Many employers of organ transplant nurses also require master’s degrees or even doctoral degrees. The degree programs should focus on medical-surgical nursing, transplant nursing, intensive nursing, and critical care nursing.
What Else Can You Expect
Organ procurement nurses are in a profession that challenges the mind in the mental and emotional aspects. It should be noted that 21 people, on average, die daily from the insufficient supply of organs for transplant, which translates to over 6,500 deaths of candidates on the waiting list every year.
The emotional and mental toll of seeing patients and their families suffer while waiting for the organs increase the risks for mental stress, physical fatigue, and burnout.
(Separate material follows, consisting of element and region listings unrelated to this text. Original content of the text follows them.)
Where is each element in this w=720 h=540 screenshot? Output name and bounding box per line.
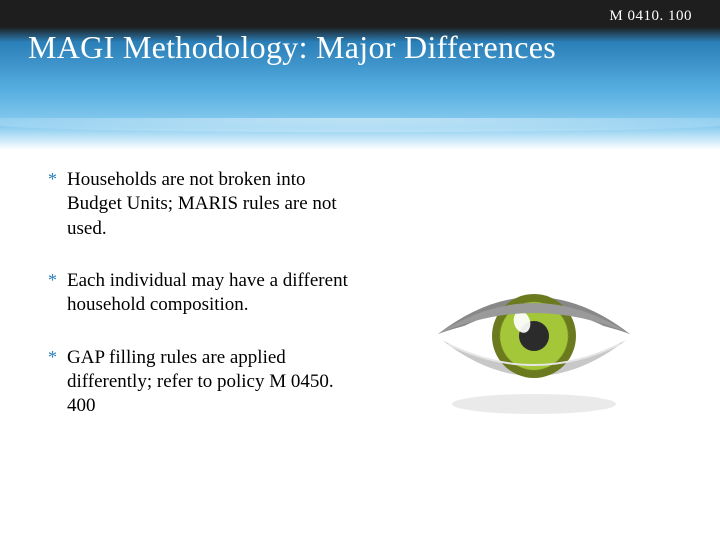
bullet-text: Each individual may have a different hou… [67,269,358,318]
slide-header: M 0410. 100 MAGI Methodology: Major Diff… [0,0,720,150]
slide-title: MAGI Methodology: Major Differences [28,29,700,66]
bullet-list: * Households are not broken into Budget … [48,168,358,447]
eye-icon [424,272,644,422]
bullet-text: Households are not broken into Budget Un… [67,168,358,241]
reference-code: M 0410. 100 [28,8,692,25]
bullet-item: * Households are not broken into Budget … [48,168,358,241]
bullet-marker-icon: * [48,269,57,318]
eye-graphic-container [358,168,690,447]
bullet-marker-icon: * [48,168,57,241]
slide-content: * Households are not broken into Budget … [0,150,720,447]
bullet-text: GAP filling rules are applied differentl… [67,346,358,419]
bullet-marker-icon: * [48,346,57,419]
bullet-item: * Each individual may have a different h… [48,269,358,318]
bullet-item: * GAP filling rules are applied differen… [48,346,358,419]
Despite these drawbacks, becoming an organ procurement nurse is an viable career option because of the financial and non-financial benefits (i.e., the opportunity to help the patients and their families get a new lease on life).
What Kind Of Nursing Organizations Are Associated With It?
Organ procurement nurses usually belong to the American Nursing Association; the Academy of Medical-Surgical Nurses; and the American Association of Critical-Care Nurses.
Organ procurement nurses can also become rehabilitation nurses, surgical nurses, and critical care nurses.